“Te he puesto en este día… como columna de hierro”

El Antiguo Testamento: Guía de estudio para el miembro de la clase, 2001


Estudie Jeremías 1–2; 15; 20; 36–38.

Jeremías ejerció su ministerio desde el año 626 hasta el 586 a. C., durante los reinados de cinco reyes (desde Josías hasta Sedequías). Junto con Josías, trató de alejar al pueblo de la idolatría y de la inmoralidad. La vida de Jeremías estuvo colmada de dolor, pero su forma de reaccionar ante las tribulaciones es una inspiración para nosotros. Fue golpeado y puesto en la cárcel por profetizar contra el reino de Judá. Su vida estuvo constantemente amenazada; sin embargo, a pesar de la adversidad y de la oposición, él era como una “columna de hierro” (Jeremías 1:18). El libro de Jeremías proporciona un registro personal, que promueve la fe, sobre la forma en que reaccionó este Profeta ante los sufrimientos y las frustraciones de su vida.

• ¿Qué nos enseña el llamamiento de Jeremías sobre la doctrina de la preordenación? (Véase Jeremías 1:5.)

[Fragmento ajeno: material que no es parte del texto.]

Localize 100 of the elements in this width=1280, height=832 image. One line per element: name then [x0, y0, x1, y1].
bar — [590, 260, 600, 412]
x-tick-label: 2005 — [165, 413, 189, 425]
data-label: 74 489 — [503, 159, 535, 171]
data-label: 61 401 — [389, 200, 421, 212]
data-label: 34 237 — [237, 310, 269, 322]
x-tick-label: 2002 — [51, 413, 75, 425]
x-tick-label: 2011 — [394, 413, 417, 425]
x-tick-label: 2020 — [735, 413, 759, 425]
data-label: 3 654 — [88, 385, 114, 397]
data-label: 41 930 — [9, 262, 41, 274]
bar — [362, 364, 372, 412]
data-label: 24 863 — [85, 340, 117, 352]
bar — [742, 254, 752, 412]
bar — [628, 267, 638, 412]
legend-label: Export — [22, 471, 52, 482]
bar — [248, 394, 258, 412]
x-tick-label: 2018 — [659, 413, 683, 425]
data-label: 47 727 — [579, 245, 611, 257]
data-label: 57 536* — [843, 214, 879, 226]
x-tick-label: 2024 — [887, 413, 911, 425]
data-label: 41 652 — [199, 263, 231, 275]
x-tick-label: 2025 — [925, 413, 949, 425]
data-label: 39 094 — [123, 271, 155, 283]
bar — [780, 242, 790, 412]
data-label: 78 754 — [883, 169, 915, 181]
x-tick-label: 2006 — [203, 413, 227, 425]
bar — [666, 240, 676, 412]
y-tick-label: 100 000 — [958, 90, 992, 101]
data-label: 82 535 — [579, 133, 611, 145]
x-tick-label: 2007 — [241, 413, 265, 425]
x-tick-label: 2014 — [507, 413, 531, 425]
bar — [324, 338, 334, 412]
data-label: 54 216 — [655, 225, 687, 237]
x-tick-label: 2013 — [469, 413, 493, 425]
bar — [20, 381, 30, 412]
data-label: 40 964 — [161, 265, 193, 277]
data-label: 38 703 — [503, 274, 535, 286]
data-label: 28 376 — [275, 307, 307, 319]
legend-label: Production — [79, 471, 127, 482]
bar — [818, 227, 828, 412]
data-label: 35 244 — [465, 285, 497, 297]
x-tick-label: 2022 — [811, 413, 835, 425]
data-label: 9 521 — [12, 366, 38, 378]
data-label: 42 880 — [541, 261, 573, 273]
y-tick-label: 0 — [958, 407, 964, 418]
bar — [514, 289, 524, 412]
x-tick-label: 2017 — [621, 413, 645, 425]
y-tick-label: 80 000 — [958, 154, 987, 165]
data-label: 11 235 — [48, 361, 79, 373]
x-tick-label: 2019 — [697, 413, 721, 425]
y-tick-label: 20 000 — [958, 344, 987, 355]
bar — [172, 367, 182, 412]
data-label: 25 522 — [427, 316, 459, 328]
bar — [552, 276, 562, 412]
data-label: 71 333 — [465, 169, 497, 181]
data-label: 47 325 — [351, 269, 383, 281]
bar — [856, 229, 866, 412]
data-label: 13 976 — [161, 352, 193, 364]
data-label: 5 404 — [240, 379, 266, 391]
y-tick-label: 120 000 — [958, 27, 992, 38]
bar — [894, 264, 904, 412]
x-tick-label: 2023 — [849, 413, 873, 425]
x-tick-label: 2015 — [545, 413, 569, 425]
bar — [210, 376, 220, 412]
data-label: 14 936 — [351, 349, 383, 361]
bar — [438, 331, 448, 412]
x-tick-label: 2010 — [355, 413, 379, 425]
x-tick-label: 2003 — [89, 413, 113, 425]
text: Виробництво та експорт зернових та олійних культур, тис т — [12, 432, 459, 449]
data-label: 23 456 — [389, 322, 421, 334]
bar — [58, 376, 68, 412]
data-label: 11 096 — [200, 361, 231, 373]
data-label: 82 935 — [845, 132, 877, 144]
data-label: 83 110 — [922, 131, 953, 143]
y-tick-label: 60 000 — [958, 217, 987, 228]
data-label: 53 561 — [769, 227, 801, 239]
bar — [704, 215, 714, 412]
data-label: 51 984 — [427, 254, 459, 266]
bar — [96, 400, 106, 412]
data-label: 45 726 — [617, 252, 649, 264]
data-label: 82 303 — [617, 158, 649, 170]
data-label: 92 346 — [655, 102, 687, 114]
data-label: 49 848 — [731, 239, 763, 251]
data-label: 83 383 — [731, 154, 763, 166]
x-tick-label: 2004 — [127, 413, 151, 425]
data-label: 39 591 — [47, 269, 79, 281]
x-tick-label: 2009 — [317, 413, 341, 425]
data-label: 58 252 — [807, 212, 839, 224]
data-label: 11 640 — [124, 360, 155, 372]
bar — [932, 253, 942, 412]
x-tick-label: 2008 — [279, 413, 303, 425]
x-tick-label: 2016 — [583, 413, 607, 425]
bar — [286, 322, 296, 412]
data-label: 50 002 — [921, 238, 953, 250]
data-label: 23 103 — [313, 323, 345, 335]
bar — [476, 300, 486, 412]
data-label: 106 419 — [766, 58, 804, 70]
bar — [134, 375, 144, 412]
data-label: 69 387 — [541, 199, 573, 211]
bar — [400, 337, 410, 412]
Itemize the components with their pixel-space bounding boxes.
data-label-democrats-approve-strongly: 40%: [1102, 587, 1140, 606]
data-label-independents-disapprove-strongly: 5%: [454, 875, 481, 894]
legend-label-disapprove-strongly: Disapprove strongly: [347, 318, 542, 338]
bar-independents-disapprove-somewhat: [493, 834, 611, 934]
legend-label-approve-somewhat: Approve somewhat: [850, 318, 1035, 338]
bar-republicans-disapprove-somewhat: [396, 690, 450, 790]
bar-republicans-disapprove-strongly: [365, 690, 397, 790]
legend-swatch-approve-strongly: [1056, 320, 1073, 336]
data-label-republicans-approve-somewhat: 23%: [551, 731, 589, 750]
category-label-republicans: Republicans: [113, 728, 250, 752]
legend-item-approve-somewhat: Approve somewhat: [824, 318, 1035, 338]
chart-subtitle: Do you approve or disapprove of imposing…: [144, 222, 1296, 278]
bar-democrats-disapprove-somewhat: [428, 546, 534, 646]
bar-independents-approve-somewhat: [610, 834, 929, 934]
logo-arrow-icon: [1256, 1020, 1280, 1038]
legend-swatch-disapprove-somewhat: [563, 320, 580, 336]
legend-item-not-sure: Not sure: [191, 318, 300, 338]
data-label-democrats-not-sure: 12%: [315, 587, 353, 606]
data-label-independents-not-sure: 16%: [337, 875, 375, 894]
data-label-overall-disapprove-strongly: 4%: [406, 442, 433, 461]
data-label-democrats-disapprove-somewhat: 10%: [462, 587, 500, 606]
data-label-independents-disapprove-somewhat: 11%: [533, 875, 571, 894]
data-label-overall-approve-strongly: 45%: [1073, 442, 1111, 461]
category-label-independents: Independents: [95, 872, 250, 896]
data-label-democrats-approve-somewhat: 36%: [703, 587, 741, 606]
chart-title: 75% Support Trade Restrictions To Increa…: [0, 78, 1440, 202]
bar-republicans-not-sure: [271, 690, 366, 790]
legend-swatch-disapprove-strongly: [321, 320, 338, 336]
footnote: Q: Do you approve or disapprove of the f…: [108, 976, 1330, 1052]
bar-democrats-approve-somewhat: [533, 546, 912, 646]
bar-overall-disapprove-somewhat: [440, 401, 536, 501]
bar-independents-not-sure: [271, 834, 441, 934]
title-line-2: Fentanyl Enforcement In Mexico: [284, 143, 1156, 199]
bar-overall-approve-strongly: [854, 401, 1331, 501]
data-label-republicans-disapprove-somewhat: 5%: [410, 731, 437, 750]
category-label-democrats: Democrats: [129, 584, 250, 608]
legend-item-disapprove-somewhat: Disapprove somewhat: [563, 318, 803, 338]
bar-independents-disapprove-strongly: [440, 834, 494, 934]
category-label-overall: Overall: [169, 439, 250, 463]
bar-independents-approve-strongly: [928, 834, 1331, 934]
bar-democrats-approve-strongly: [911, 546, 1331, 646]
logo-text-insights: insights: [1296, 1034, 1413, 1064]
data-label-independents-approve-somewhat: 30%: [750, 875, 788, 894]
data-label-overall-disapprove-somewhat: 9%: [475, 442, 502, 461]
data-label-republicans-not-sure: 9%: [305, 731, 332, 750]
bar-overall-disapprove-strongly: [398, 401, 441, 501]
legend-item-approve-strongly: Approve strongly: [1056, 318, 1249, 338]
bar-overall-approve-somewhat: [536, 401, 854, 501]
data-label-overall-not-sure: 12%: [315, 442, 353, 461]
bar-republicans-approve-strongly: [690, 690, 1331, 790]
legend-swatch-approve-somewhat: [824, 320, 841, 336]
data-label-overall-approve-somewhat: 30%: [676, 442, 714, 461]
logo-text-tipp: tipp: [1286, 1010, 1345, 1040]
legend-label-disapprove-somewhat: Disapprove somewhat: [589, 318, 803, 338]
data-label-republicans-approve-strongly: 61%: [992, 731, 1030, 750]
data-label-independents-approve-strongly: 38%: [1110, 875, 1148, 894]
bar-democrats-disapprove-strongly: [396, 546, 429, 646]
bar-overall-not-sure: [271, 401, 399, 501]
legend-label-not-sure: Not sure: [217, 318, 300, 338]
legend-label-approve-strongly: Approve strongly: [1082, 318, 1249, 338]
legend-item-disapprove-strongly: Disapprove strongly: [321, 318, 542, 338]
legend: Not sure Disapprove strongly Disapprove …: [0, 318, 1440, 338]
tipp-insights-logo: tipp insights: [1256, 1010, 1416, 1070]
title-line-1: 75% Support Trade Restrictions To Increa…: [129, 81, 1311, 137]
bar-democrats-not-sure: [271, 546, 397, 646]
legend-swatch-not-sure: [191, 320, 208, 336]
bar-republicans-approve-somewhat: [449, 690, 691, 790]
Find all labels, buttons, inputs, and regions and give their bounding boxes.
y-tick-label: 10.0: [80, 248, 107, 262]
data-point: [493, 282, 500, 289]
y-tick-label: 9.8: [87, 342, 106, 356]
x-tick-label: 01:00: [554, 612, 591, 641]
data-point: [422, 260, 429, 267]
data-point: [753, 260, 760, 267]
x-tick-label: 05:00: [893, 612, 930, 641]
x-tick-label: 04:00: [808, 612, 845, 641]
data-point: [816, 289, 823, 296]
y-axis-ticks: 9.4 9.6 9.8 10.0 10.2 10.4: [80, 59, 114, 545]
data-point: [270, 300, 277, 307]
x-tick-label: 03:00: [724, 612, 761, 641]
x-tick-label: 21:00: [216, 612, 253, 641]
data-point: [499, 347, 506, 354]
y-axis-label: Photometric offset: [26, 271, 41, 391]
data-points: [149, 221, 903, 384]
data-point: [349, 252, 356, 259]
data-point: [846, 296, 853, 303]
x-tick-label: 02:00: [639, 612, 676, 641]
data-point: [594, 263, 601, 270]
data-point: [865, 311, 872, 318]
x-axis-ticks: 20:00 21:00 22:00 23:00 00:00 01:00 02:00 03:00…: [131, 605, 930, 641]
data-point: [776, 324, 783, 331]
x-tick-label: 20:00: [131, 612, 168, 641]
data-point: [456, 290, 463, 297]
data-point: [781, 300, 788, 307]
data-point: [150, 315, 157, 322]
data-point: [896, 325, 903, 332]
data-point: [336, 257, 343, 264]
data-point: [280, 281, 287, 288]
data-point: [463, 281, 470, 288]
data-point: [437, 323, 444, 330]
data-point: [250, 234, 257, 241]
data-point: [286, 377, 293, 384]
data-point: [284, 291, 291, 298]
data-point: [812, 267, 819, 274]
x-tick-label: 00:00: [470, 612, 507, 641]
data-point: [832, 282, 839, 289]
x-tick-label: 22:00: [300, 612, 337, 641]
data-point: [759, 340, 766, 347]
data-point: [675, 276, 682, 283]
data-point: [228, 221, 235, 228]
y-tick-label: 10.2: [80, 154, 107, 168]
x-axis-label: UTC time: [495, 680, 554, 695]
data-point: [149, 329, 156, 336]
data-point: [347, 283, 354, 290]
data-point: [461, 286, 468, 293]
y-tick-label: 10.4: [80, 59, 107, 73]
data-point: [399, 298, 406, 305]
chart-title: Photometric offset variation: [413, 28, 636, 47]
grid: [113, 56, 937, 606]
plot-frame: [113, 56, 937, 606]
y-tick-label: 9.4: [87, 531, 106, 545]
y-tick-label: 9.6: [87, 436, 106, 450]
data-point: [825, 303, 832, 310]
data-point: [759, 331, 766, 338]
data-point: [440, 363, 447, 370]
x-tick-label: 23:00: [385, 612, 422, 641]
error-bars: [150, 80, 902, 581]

• ¿Qué oposición enfrentó Jeremías mientras cumplía la misión que el Señor le había dado? (Véase Jeremías 20:1–6; 26:7–15; 36:1–6, 20–24, 27–32; 37:12–16; 38:4–13.)

• ¿Qué aprendemos de Jeremías que podría ayudarnos en momentos de adversidad?

• Según lo registrado en Jeremías 20:8–9, ¿cómo describe Jeremías la palabra del Señor dentro de él? ¿Qué significa tener la palabra del Señor como un fuego ardiente metido en los huesos?